Bunge holds door open on sale of company

03.08.2017

Bunge, the grain trader that has been a takeover target for Swiss commodity group Glencore, kept the door open on a sale of the company after it reported a sharp drop in second-quarter profits and lowered earnings guidance.

Asked if a sale was still possible, Bunge chief executive Soren Schroder said he and the board took their responsibility to shareholders seriously and would “evaluate the best path” for the New York-listed company.

“There is no entrenchment,” he told analysts on a post results conference call.

Glencore approached Bunge in May about a possible “combination” with its agricultural arm. But Glencore’s interest drew a cool response from Bunge, which said it was focused on delivering its own strategy.

A combination of the two companies would create one of the world’s largest agricultural trading merchants, with leading positions in crops such as soyabeans and wheat, and operations spread around the world.

Some analysts believe another weak quarter of results could trigger a renewed approach from Glencore, which is led by billionaire Ivan Glasenberg and has made no secret of its desire to boost the size of its agricultural business.

Mr Schroder said on Wednesday that Bunge had a good idea of its intrinsic value and added that its shares — which are up more 7 per cent this year but have lagged behind the wider market — were undervalued relative to their potential.

He said Bunge was open to consolidation but favoured regional partnerships and that a $250m cost-cutting plan announced last month had been in train for some time and was not connected to Glencore’s approach.

“This is a major transformation within the company not only from cost perspective but how we operate the company. That is no way a response to Glencore or anyone else,” he said.

“Because the industry is undergoing such a competitive squeeze at the moment the faster we can move on this the better it is,” he added.

Large agricultural traders have struggled in recent years as bumper harvests and fierce competition have squeezed margins. As crop prices have declined farmers have hoarded grain, forcing traders to pay more, particularly in Brazil, a key supplier of corn and soybeans.

Those trends were evident in Bunge’s second-quarter results. The company reported adjusted earnings per share of $0.17 cents in the three months to June, against $0.79 cents in the same period a year ago. It blamed the decline on “weak global margins” and slower than expected farmer selling in South America.

Net income available to shareholders dropped to $72m, down from $109m, and Bunge slashed full-year earnings guidance for its key agribusiness. Most of Bunge’s revenue and profit come from this division, which buys wholesale grains and oilseeds and stores, ships and sells them around the world.

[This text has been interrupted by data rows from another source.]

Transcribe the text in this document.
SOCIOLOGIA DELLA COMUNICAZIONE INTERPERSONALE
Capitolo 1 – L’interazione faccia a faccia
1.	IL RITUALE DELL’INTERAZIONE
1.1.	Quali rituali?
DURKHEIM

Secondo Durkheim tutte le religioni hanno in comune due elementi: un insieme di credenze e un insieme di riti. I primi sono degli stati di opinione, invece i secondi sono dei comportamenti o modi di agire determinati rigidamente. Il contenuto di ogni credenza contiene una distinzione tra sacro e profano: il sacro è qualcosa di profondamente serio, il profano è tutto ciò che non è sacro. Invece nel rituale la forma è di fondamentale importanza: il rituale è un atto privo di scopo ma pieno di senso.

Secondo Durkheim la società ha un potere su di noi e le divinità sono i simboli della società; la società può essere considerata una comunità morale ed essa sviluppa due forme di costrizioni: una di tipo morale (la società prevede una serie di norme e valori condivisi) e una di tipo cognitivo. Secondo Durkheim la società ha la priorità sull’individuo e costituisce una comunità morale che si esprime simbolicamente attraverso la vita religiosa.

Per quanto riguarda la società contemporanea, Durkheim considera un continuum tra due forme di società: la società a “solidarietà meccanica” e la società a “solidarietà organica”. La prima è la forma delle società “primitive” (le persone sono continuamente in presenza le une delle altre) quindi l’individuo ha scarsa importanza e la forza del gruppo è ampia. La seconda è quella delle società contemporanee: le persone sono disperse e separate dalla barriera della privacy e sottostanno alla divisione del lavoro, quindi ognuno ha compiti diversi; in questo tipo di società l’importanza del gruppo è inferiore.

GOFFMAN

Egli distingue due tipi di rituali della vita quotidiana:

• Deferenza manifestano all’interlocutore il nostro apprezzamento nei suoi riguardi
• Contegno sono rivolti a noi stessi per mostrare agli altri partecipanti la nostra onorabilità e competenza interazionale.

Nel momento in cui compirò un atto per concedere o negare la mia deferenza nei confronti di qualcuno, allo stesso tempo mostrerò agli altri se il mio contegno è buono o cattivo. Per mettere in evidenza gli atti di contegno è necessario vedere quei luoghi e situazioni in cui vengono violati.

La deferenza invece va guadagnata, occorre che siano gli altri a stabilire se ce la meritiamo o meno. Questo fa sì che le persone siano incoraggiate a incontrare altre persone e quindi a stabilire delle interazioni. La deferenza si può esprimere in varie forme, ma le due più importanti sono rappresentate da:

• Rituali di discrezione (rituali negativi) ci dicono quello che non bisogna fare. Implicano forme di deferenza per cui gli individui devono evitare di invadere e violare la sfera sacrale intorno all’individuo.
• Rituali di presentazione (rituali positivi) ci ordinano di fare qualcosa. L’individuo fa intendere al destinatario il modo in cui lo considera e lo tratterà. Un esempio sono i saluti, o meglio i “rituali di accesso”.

Before Bunge issued a surprise profit warning last month, it forecast the agribusiness would deliver earnings before interest and tax of $800m-$925m in 2017. It is now expected to show $550m-$650m. Shares in Bunge fell 0.7 per cent to $77.47.

“The equity market was expecting a very weak set of results given Bunge’s pre-announcement [profit warning], and probably won’t be that surprised by the reduction in full-year guidance,” said Morgan Stanley analyst Vincent Andrews.

In spite of the revised guidance, Mr Schroder struck an upbeat tone, saying he expected a much better second half of the year.

“Global trade remains strong, opportunities are emerging from recent weather concerns in North America and farmers in Brazil are proving willing sellers as prices have increased,” he said.

Mr Schroder said Bunge was still keen to reduce its exposure to sugar because there were “too many variables” that it could not control. But, as the business was profitable, he said Bunge wanted to make sure that its shareholders received fair value in any transaction.

“An IPO is something we are considering and we’ve done the early moves on preparing the company for that but we have a few other discussions . . . that we think could be better outcomes,” he said.